My basic argument in the previous piece—and of course it is not an argument that originated with me, nor was mine an especially notable rehearsal—is that liberalism, as a set of ideas meant to midwife an open, peaceful society based on tolerance, freedom, and civic participation, must from the outset exclude from public deliberation those voices that advance absolute claims based on opaque personal commitments—claims based on religious beliefs, for the primary instance.
Several related objections can be raised against this claim. The first is the observation that all voices, even those that proffer only rational, transparent reasons for their positions, harbor at their deepest origins some set of values or preferences to guide their vision of society. Because normative values cannot be derived empirically, it is argued, even staunchly secular positions have at their root what is essentially a faith-based sponsor, opaque and outside of reason.
A more finely-pointed cousin to this observation is the notion that most secular arguments in contemporary public debate hold at their headwaters specifically Judeo-Christian values, albeit disguised and denatured. Thus a putatively rational discourse must continually smuggle in values imported from Christianity to lend content to otherwise empty notions of justice, equality, and freedom. This is the argument of Steven Smith's 2010 book The Disenchantment of Secular Discourse, made in an exceptionally subtle and careful treatment.
A third objection, similar in its logic and implication, is the postmodern critique of supposedly neutral systems of knowledge. Since postmodern and poststructuralist theories have denied the claims of any discourse to be objective or neutral, outside the distortions of history and power, then religious perspectives are seen to be no more irrational, idiosyncratic, or arbitrary than any others. Thus—and this is the punch line of all three variations on the argument—there is no defensible reason to exclude religious voices from the public deliberations of liberalism, since the Apollonian secular discourses are unmasked as partial, biased, and interested—no better, it's implied, than religious discourses.
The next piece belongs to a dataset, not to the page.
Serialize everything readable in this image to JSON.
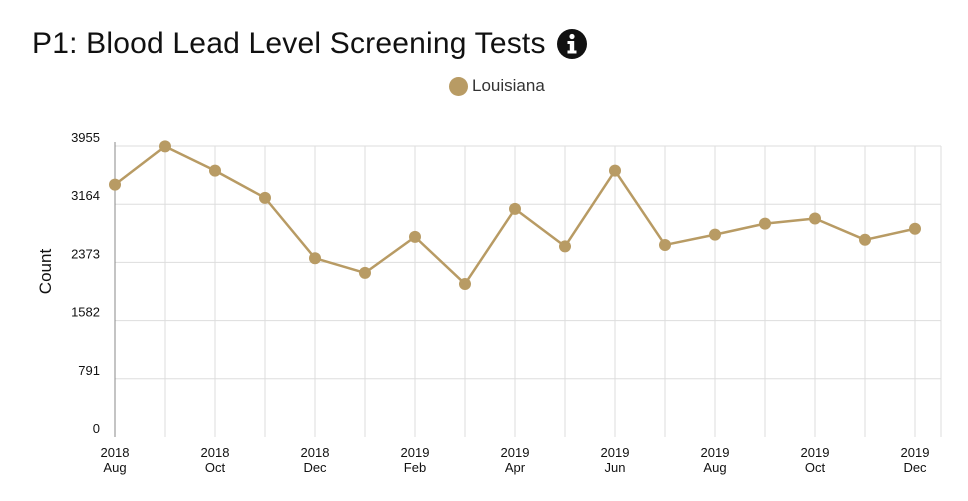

I am broadly sympathetic to these objections, and indeed I'm persuaded by their analysis of the epistemological foundations of liberalism. They share the same basic insight: the fact-value distinction, borrowed from empirical inquiry and applied to public discourse in an effort to fence off a neutral sphere in which to build consensus, is itself a value-based gesture that has the effect of determining what will and will not be considered fact.
Ultimately, though, these good arguments are self-defeating, at least insofar as their purpose is to suggest that religious authority can peacefully co-participate in robust liberal institutions. Liberalism relies on a kind of epistemological coercion; while it requires that all discourses submit to vigorous and critical cross-examination, it ultimately compels consensus around the view that prevails on "objective," "rational" grounds (so scare-quoted because, as is being argued, objective rationality can be shown to be inherently partial.) Liberalism substitutes this epistemological coercion for the violent coercion of open conflict which it was designed to resolve. If it loses the epistemological authority to compel consensus on rational grounds, the alternative is, in Stanley Fish's words,
a conflict of conviction that cannot be rationally settled because it is also and necessarily a conflict of rationalities, and when there is a conflict of rationalities, your only recourse is, well, to conflict since there is no common ground in relation to which dialogue might proceed. Here looms the specter of liberalism's collapse.